The Promised Land
Man met missie krijgt tegenwind

The Promised Land
Een Deense ‘bastaard’ bewerkt eind achttiende eeuw woeste grond tot vruchtbare aarde. Het levert bloed, zweet en een akelige vijand op.
In het Denemarken van 1755 is er veel mogelijk wanneer je uit een juiste stand afkomstig bent óf diepe zakken hebt. Kapitein Ludvig Kahlen (Mads Mikkelsen) heeft geen van beiden. Wel heeft hij een droom en oneindig veel doorzettingsvermogen.
Deze als bastaard geboren oud-militair wil een onherbergzaam stuk Deens heidelandschap bewerken en er een akkerbouwgemeenschap oprichten. In naam van de koning en in ruil voor een titel en rijkdom. Het lijkt een onmogelijke missie. Aan Kahlen ligt het niet: hij verzamelt wat arbeiders en werkt onophoudelijk. Tot zijn buurman, de omhooggevallen landeigenaar Frederik De Schinkel (Simon Bennebjerg), ontdekt dat enkele van hem weggevluchte arbeiders voor Kahlen werken. De Schinkel eist ‘zijn’ mensen, het land en eventuele opbrengsten op. Omdat Kahlen niet ingaat op vleierij, noch op vernedering of zelfs rechtstreekse agressie, draait De Schinkel langzaam door.
Coscenarist en regisseur Nikolaj Arcel, die eerder onder meer A Royal Affair (2012) en Riders of Justice (2020) maakte, zet ook nu een degelijk historisch drama neer, winnaar van diverse European Film Awards en tevens de Deense Oscar-inzending voor beste niet-Engelstalige film. Er wordt optimaal van het Deense heidelandschap gebruikgemaakt. De weidse shots van weerbarstige gewassen, kurkdroge en dan weer besneeuwde aarde leveren stemmige, panoramische plaatjes op. Ze onderstrepen het desolate karakter van de solistische opbouwer met tegenwind, in een maatschappij die soms op chaos drijft. Het heeft bijna iets van een western.

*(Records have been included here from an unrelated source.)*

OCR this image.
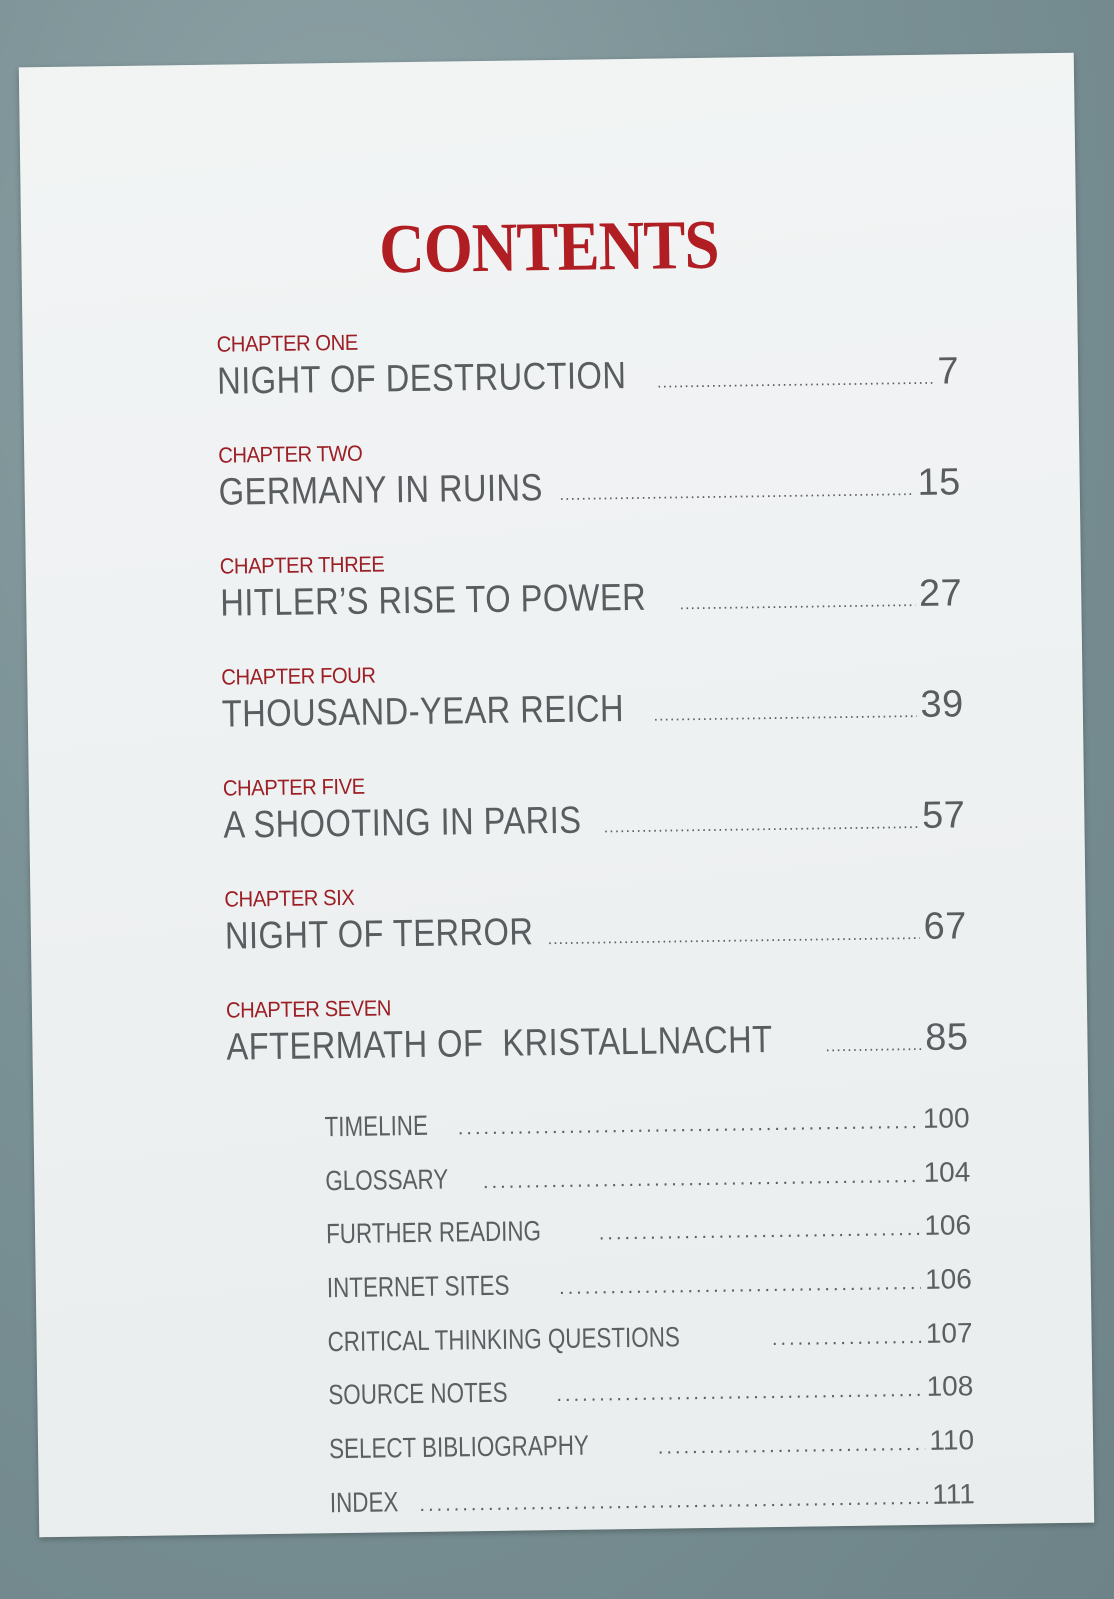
CONTENTS
CHAPTER ONE
NIGHT OF DESTRUCTION .....	7
CHAPTER TWO
GERMANY IN RUINS .....	15
CHAPTER THREE
HITLER’S RISE TO POWER .....	27
CHAPTER FOUR
THOUSAND-YEAR REICH .....	39
CHAPTER FIVE
A SHOOTING IN PARIS .....	57
CHAPTER SIX
NIGHT OF TERROR .....	67
CHAPTER SEVEN
AFTERMATH OF  KRISTALLNACHT .....	85
TIMELINE .....	100
GLOSSARY .....	104
FURTHER READING .....	106
INTERNET SITES .....	106
CRITICAL THINKING QUESTIONS .....	107
SOURCE NOTES .....	108
SELECT BIBLIOGRAPHY .....	110
INDEX .....	111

Hoewel het verhaal, gebaseerd op Ida Jessens roman The Captain and Ann Barbara in zekere zin klassiek en soms voorspelbaar verloopt, zit de film goed in elkaar. Om te beginnen draagt Mikkelsen zijn rol met verve. Zoals vaker speelt hij een stille, markante figuur die nimmer het achterste van zijn tong toont. Zelfs als opgejaagd wild in Jagten (2012) en als liederlijke dronkaard in Druk (2020) stond er van alles op zijn gebeeldhouwde gezicht te lezen, zonder dat hij daar veel tekst voor nodig had. Dat is hier, mede dankzij het scenario, eveneens zo. Kahlen zwijgt vaak wanneer hij wordt gekleineerd, een vrouw het hof probeert te maken of een moeilijke beslissing neemt over een aangewaaid weeskind. Toch maakt hij diepe emoties invoelbaar.
Wat dit drama ook boven het maaiveld uit laat springen, zijn de speldenprikjes humor. Zoals in die momenten dat de hysterische Frederik, die van origine Schinkel heet, maar er ‘De’ voor geplaatst heeft omdat zulks chiquer klinkt, dat stééds opnieuw moet herhalen. Daarnaast wordt er niet kinderachtig gedaan over scènes vol bijna onderkoelde wreedheid; die ogen geloofwaardig en hoorden ongetwijfeld bij die tijd, plek en situatie.